Does Zoom Organizing Matter?

Whether an organizing campaign is conducted largely through Zoom can affect the chances of a union winning a representation election, experts said. …

How quickly an election petition is filed with the NLRB and whether Zoom helps facilitate further organizing up until the election can directly affect the amount of time an employer has to respond to a petition, according to Steve Swirsky of management-side firm Epstein Becker Green.

If Zoom has any effect on the speed of elections, Swirsky said that impact would only be compounded if the NLRB issues new rules related to expedited hearings in representation cases. During the Obama administration, the NLRB issued rules aimed at speeding up the union election process, but the board rolled back those regulations in 2019.

It's reasonable to expect that a Democratic-controlled board will engage in rulemaking and bring the election rules back to what they were in 2016, when companies had less time to respond to union petitions, Swirsky said. While employers have historically maintained that a longer period of time to respond to a union petition gives them time to effectively respond to it, unions have said that it's insincere to suggest the timing changes work against employers.

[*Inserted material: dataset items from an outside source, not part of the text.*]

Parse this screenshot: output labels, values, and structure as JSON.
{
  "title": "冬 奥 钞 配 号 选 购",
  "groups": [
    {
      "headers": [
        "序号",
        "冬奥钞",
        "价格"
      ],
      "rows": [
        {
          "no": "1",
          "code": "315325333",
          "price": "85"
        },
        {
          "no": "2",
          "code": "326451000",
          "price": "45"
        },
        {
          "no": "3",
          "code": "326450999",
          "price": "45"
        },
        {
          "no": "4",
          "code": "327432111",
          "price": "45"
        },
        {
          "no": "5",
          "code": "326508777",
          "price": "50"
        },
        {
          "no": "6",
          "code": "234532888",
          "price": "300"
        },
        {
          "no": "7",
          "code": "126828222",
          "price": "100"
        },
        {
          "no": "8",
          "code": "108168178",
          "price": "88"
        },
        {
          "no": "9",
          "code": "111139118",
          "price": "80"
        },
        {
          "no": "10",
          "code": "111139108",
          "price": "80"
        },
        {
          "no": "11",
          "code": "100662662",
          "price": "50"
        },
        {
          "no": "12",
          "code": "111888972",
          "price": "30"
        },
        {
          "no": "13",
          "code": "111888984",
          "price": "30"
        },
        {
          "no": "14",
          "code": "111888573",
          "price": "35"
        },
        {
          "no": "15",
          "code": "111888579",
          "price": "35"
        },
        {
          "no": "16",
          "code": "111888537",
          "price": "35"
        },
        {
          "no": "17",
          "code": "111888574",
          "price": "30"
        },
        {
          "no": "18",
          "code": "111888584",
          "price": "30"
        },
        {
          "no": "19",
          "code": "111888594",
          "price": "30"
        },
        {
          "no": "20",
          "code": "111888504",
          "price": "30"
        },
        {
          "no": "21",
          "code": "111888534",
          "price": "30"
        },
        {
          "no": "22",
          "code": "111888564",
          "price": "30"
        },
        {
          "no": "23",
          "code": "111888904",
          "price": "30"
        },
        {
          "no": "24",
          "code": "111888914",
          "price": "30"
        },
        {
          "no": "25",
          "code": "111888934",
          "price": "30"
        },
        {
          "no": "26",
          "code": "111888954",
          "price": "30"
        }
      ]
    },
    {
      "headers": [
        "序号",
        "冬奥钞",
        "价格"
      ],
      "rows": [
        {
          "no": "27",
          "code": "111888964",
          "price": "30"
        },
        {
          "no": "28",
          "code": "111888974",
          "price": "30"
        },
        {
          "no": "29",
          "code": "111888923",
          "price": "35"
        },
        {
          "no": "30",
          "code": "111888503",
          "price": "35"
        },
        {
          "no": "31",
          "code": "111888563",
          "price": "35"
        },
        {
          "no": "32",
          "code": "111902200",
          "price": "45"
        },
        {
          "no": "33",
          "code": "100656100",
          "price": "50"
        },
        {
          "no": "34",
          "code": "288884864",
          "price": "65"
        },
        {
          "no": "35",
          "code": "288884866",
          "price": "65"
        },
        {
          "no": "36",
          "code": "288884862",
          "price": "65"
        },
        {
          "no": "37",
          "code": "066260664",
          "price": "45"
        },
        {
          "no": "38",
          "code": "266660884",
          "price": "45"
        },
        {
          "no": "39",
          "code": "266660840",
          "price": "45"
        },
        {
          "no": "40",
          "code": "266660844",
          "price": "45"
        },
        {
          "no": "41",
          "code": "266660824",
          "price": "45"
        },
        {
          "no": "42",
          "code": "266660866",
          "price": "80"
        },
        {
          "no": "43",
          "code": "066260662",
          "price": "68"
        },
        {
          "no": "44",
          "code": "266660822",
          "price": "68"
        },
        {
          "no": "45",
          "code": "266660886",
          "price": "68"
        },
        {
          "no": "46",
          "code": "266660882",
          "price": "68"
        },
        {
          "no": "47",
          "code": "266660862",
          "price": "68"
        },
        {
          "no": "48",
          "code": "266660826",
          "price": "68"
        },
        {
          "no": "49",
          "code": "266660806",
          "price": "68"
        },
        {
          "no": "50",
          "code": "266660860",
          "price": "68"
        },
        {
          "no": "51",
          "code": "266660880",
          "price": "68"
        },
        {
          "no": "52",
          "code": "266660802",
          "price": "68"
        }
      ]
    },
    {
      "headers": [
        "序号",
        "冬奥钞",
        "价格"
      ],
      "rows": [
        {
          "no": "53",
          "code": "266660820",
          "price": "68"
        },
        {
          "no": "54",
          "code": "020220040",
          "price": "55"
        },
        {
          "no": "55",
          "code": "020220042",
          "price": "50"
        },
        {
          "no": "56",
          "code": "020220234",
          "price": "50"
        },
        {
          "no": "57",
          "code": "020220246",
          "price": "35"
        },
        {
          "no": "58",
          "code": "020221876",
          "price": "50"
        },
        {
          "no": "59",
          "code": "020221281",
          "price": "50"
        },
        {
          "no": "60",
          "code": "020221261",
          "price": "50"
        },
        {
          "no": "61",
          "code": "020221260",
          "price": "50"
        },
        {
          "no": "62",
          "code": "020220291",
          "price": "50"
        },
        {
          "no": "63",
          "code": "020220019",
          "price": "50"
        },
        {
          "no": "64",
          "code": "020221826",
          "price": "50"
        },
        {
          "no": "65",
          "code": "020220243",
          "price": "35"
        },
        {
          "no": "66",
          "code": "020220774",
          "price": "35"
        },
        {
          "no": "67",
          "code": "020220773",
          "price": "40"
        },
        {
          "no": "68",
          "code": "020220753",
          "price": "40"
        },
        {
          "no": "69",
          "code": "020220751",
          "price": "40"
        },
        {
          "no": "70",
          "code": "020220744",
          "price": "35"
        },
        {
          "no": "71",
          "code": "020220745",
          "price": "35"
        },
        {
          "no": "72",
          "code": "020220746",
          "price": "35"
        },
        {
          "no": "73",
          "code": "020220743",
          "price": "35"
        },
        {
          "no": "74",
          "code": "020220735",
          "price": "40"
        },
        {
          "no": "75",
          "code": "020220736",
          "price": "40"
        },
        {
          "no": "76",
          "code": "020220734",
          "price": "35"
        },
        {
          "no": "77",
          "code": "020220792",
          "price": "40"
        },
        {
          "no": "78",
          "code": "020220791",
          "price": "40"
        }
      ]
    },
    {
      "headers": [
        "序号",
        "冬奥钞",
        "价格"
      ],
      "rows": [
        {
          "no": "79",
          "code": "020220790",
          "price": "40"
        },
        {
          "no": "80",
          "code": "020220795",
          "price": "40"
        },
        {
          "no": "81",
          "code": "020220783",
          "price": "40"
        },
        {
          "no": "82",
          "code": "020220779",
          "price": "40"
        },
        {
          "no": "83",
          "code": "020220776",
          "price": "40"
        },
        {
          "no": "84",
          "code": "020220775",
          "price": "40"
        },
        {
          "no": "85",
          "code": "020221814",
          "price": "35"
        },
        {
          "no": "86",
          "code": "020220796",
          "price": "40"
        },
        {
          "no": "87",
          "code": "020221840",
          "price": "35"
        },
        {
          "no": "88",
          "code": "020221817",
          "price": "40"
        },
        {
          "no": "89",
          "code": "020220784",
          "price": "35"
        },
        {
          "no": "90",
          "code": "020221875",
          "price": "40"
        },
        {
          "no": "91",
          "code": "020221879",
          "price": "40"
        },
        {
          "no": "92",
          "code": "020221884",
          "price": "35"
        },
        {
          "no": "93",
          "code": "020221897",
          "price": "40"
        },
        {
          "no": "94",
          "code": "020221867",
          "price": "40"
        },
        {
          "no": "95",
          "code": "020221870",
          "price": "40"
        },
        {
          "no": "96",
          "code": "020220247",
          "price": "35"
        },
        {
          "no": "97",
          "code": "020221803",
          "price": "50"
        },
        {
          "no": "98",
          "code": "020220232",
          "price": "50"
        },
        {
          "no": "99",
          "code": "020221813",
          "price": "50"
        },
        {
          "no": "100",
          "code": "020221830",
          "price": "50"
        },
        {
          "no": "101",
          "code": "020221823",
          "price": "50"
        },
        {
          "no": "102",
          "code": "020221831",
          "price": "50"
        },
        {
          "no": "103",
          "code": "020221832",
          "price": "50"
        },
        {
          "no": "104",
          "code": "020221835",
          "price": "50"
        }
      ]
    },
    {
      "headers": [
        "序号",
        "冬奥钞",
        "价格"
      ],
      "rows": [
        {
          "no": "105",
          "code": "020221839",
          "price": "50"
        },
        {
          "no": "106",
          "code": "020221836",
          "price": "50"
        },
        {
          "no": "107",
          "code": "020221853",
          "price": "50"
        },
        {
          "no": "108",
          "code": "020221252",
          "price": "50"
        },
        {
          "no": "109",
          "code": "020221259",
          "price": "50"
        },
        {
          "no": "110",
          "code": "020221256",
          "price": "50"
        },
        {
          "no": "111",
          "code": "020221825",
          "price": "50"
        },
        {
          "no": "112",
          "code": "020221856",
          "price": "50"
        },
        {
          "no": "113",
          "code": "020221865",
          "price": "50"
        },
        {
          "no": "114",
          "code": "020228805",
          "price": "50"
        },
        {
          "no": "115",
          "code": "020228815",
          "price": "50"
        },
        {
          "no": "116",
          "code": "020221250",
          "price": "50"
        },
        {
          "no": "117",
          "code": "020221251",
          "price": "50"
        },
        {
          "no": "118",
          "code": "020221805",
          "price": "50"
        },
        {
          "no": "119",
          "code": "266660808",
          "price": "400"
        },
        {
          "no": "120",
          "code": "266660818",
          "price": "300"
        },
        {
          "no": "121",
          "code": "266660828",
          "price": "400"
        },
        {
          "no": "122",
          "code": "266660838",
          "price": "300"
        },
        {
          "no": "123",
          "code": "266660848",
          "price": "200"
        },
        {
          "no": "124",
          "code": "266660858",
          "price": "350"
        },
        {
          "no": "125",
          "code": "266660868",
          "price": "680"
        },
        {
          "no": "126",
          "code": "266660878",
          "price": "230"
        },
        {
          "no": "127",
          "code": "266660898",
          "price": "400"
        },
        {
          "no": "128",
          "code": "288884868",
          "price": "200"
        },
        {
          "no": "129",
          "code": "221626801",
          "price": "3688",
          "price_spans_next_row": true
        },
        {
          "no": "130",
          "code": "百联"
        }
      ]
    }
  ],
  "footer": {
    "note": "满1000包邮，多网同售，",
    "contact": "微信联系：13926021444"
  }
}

"This will make the timing concern all the more critical because if you don't have any idea that organizing is going on until a petition is filed or you receive a request for recognition, it really does mean the employer is at a tremendous disadvantage in terms of their ability to communicate their position," Swirsky said.

Zoom's role in organizing may also reflect a broader shift toward the increase in use of technology in organizing and NLRB election procedures, attorneys said.

For example, the increased use of Zoom in organizing may parallel other recent developments like the more frequent use of electronic union authorization cards and the push for electronic union elections, Swirsky said.